運転席から身を乗り出すようにして、運転手が八木の方を振り向いた。
真っ黒な顔。
そこに、大きな裂け目ができた。
真っ赤な口。
運転手は笑っている。
彼は目的地を見つけたのだ。
『こんな世界、壊れてしまえ』
八木の『書き言葉』は、そんなふうに書いた。
「どういうこと? 何が起こっているの?」
理恵の言葉に、八木は力なく笑う。
「もう遅いよ、先生。バスは行き先を決めたんだ」
「それって――」
理恵の言葉はそれ以上続かなかった。
『書き言葉』の人格が、再び文章を書きつけたからだ。
『俺に従え』
八木の顔から、みるみる表情が失われていった。血の気を失い、目の焦点がぼやけ、どこかとろんとした顔つきになる。
「従うよ、もちろん」
怪しい呂律で、彼はそう言った。
理恵は混乱する頭で、状況を整理しようとした。
八木の様子を見るに、『書き言葉』の方も他人を操る能力をもっているのかもしれない。
当の彼は、ふらふらと立ち上がり、理恵のことを見据えた。そこには、先ほどまで言葉を交わしていた饒舌な嘘つきの姿などどこにもなかった。真っ赤なマーカーを握りしめる右手と、その傀儡が立っているのだ。
——『話し言葉』の人格が、催眠術や洗脳の重ねがけで、これまで『書き言葉』を弱体化させていたのだとしたら?
そんな考えがよぎる。
——『書き言葉』が本質的に邪悪な存在で、その根底に母親による見捨てられ経験があったとしたら?
八木の言う「バス」は『世界を壊す』ことを目的地にしているのかもしれなかった。
——もし、『話し言葉』の不自然な嘘が、すべて『書き言葉』を目覚めさせないことを目的にしていたとしたら?
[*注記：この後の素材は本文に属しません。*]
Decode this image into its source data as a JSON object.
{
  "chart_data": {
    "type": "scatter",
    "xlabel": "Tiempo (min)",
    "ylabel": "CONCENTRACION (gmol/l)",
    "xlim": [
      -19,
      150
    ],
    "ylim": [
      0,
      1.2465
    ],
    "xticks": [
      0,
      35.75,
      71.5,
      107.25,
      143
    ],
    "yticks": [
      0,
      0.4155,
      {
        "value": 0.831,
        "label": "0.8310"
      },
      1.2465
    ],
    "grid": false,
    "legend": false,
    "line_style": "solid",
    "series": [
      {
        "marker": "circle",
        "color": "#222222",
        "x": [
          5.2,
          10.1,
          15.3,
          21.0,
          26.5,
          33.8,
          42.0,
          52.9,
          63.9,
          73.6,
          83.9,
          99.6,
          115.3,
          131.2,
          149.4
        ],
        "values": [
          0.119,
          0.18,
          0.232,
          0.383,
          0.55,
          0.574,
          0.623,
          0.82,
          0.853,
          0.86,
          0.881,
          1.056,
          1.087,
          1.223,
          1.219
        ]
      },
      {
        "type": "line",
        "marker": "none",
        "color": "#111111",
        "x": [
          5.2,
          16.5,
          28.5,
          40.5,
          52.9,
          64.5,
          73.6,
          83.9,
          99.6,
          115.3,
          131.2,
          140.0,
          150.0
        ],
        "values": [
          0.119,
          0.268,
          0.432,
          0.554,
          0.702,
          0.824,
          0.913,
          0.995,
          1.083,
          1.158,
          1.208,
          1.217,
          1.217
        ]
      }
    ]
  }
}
嘘ばかりの供述調書。罪の自認。家族に関する話題の回避。彼の言動には一貫性がないように見えたが、この仮説ならばつじつまが合う。
理恵が考えられたのはそこまでだった。
八木の右手は、彼女の眼前に、真っ赤な文字を突きつけた。
『ペンで喉を突き刺せ』
理恵は胸ポケットから、ボールペンを抜いた。ペン先を露出させ、自分に向けて両手で握る。
ペン先がじわじわと彼女の首元へと近づいてくる。
理恵も抗おうと力を込めるが、手がぶるぶると震えるだけで、ペンの進みは止まらない。
「それでは先生、ごきげんよう」
八木がショーを終えたマジシャンのように、深々とお辞儀してみせた。
彼はそのまま面接室を出て、扉を閉める。
廊下を行く彼の後ろで、理恵のくぐもった悲鳴が聞こえた。